A: That's what I thought at first, but who knows that a large group of mosquitoes came to hold a memorial service for it, so forget it, but I even ate dinner later! Alas!
A graduate student can't find a job for a while because he has no money in his pocket. When he saw that the circus was recruiting staff, he had to apply.
His job is to pretend to be a monkey. Although he was unhappy, he had to reluctantly agree because of his livelihood.
During the performance, the head of the delegation asked him to put on a monkey fur coat and walk a tightrope on the lion cage dressed as a monkey. When he walked carefully to the center of the wire, the wire suddenly broke and he fell into the lion's cage.
Seeing the lion coming slowly, he broke out in a cold sweat. At this tense moment, suddenly a word came out of the lion's mouth: "Don't be afraid!" " "
The black chief was very angry because his wife gave birth to a white child and because the whole village was black.
The village chief thought it must be caused by a white doctor outside the village, so he got even with the doctor in a rage.
White doctors know that disaster is imminent and argue irrationally that white skin is not necessarily genetic, but may be a genetic mutation.
For example, he said, you see, although all the sheep in your village are white, didn't they give birth to a black one these two days?
Hearing this, the chief immediately rang the golden bell, quit and said, I don't care about you and my wife, and you don't tell anyone about me and the white ewe!
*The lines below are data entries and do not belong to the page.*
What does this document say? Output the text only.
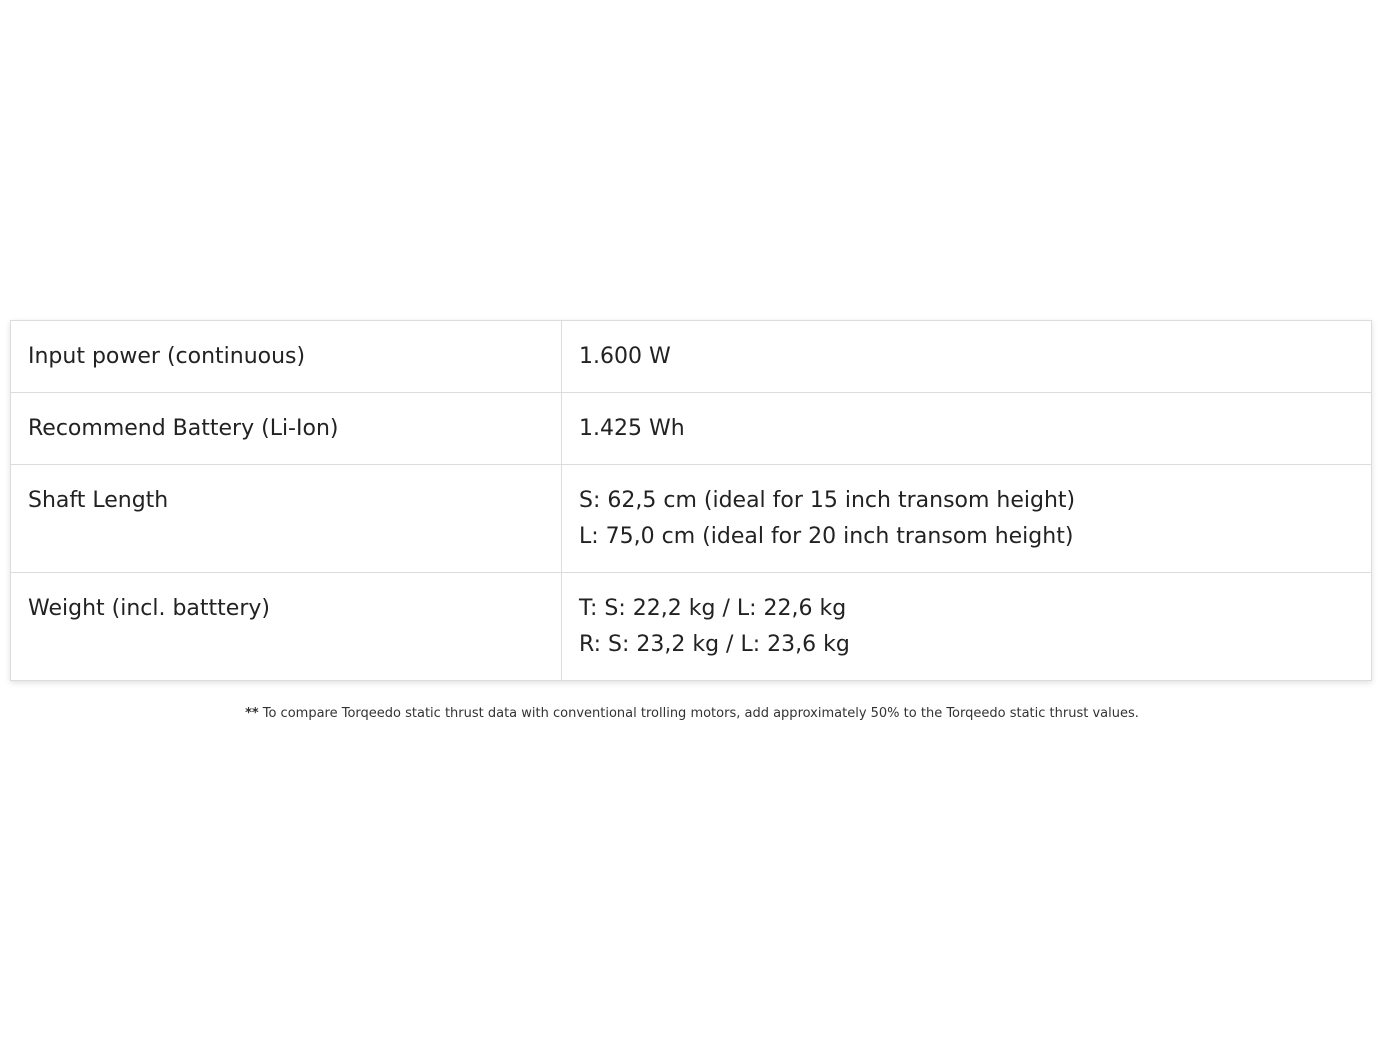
Input power (continuous)	1.600 W

Recommend Battery (Li-Ion)	1.425 Wh

Shaft Length	S: 62,5 cm (ideal for 15 inch transom height)
L: 75,0 cm (ideal for 20 inch transom height)

Weight (incl. batttery)	T: S: 22,2 kg / L: 22,6 kg
R: S: 23,2 kg / L: 23,6 kg
** To compare Torqeedo static thrust data with conventional trolling motors, add approximately 50% to the Torqeedo static thrust values.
Okay?
Four retired people are playing golf. The first one hit the ball into the Woods, so after he went into the Woods to look for the ball, one of the other three began to ask, "Bob, how is your son recently?"
Bob replied, "My son got the right to sell a brand-name car, and his business is doing very well this year. He sent a car to his friend. "
The second man asked, "Bill, how is your son?" He replied: "My son got the yacht franchise, and this year's business is better than before. So he sent a yacht to his friend. "
The third man asked, "George, how is your son recently?"
George said, "You know my son is a real estate agent. The real estate boom is good this year. He even gave a house to his friends. "
At this time, the guy who went to the Woods to find the ball came back, so his companion asked him, "Sam, how is your son recently?"
Sam replied, "I'm not sure, but you know my son is gay, but he must be very lucky recently because his comrades gave him a house, a car and a yacht."